Rather than coke, Sheriff Ken Jenne’s department cooked the stats, wildly inflating the number “crimes solved” to make it seem as if BSO was clearing cases at twice the national average. Jenne was also cooking his own books. In 2007 he pleaded guilty to federal tax evasion and mail fraud.

Then came Sheriff Al Lamberti, whose officers were moonlighti­ng as hired muscle for Ponzi schemer Scott Rothstein.

Now we’ve got Israel, with connection­s to infamous political dirty trickster Roger Stone and with a penchant for putting his campaign operatives on the BSO payroll.

After 103 years of corruption, incompeten­ce and so many nefarious associatio­ns, it’s high time Broward depolitici­zed county law enforcemen­t.
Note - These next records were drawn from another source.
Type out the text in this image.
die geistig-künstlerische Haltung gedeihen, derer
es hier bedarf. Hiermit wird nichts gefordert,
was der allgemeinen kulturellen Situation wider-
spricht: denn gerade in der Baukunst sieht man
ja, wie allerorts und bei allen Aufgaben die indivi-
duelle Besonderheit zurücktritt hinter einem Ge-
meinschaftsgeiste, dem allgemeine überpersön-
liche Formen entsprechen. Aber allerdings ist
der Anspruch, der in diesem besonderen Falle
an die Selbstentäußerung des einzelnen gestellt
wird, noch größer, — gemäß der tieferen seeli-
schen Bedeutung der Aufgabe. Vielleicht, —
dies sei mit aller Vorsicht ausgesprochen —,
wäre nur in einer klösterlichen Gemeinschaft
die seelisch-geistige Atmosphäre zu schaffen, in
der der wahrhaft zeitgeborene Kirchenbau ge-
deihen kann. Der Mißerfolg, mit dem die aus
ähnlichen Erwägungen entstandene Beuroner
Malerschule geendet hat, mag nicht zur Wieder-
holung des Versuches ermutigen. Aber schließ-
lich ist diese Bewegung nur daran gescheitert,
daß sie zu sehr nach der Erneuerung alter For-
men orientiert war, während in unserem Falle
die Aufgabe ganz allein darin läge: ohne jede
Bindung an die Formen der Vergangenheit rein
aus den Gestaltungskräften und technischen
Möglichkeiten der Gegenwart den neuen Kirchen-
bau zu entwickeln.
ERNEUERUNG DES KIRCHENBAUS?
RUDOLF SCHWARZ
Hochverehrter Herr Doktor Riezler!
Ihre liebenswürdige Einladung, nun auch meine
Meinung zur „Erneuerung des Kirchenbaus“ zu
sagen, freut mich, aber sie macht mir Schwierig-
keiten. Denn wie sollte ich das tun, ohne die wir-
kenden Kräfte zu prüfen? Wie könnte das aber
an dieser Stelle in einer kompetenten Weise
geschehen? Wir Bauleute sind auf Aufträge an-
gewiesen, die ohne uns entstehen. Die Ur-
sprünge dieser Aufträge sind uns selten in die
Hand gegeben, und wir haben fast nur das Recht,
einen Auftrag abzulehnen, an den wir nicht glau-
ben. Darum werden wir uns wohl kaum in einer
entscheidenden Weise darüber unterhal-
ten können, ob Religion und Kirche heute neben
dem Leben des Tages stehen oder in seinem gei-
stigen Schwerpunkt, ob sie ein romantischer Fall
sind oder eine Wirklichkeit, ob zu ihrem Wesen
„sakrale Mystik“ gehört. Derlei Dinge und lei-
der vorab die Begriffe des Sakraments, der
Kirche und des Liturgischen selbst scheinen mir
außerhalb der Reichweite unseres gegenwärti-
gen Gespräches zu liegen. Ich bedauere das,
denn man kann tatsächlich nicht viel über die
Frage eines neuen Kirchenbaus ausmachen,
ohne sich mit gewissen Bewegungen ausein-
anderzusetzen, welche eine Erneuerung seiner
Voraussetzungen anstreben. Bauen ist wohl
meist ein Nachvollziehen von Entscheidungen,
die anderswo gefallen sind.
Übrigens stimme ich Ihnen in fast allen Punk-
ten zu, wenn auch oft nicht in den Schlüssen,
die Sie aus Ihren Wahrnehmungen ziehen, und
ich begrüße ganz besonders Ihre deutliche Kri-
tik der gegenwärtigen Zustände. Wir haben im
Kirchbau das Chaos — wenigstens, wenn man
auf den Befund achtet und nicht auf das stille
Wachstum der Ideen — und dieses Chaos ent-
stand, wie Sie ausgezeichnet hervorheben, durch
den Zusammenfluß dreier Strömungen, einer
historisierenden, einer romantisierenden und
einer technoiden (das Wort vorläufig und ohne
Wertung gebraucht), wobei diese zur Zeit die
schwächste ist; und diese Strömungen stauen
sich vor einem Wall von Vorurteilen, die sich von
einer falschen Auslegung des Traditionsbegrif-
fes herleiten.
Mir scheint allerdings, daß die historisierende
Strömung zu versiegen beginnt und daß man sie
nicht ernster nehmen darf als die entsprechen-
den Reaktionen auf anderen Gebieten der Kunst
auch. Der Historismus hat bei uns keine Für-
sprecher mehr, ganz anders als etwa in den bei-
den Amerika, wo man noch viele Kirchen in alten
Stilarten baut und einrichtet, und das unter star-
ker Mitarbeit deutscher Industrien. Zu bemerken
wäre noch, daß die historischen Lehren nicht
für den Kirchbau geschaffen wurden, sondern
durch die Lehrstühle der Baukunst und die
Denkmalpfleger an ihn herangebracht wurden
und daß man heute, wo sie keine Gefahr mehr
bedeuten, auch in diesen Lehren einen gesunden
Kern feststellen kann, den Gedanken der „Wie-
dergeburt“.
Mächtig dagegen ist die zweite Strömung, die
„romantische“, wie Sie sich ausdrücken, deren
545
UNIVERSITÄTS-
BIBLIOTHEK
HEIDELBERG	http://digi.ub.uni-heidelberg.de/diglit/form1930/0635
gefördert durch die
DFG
Replace political hackery with a system that hires a profession­al.

Residents of Dade County (Miami-Dade) were similarly appalled by their string of crooked sheriffs, including Tal Buchanan, whose office was a virtual criminal empire, in league with the mob. He was Dade’s last sheriff. In 1966, the county voted to stop electing sheriffs and hire a pro.

Sure, the pols hounding Sheriff Israel are disingenuo­us, but they’ve provided Broward the pretext we need to ditch a long tainted anachronis­m.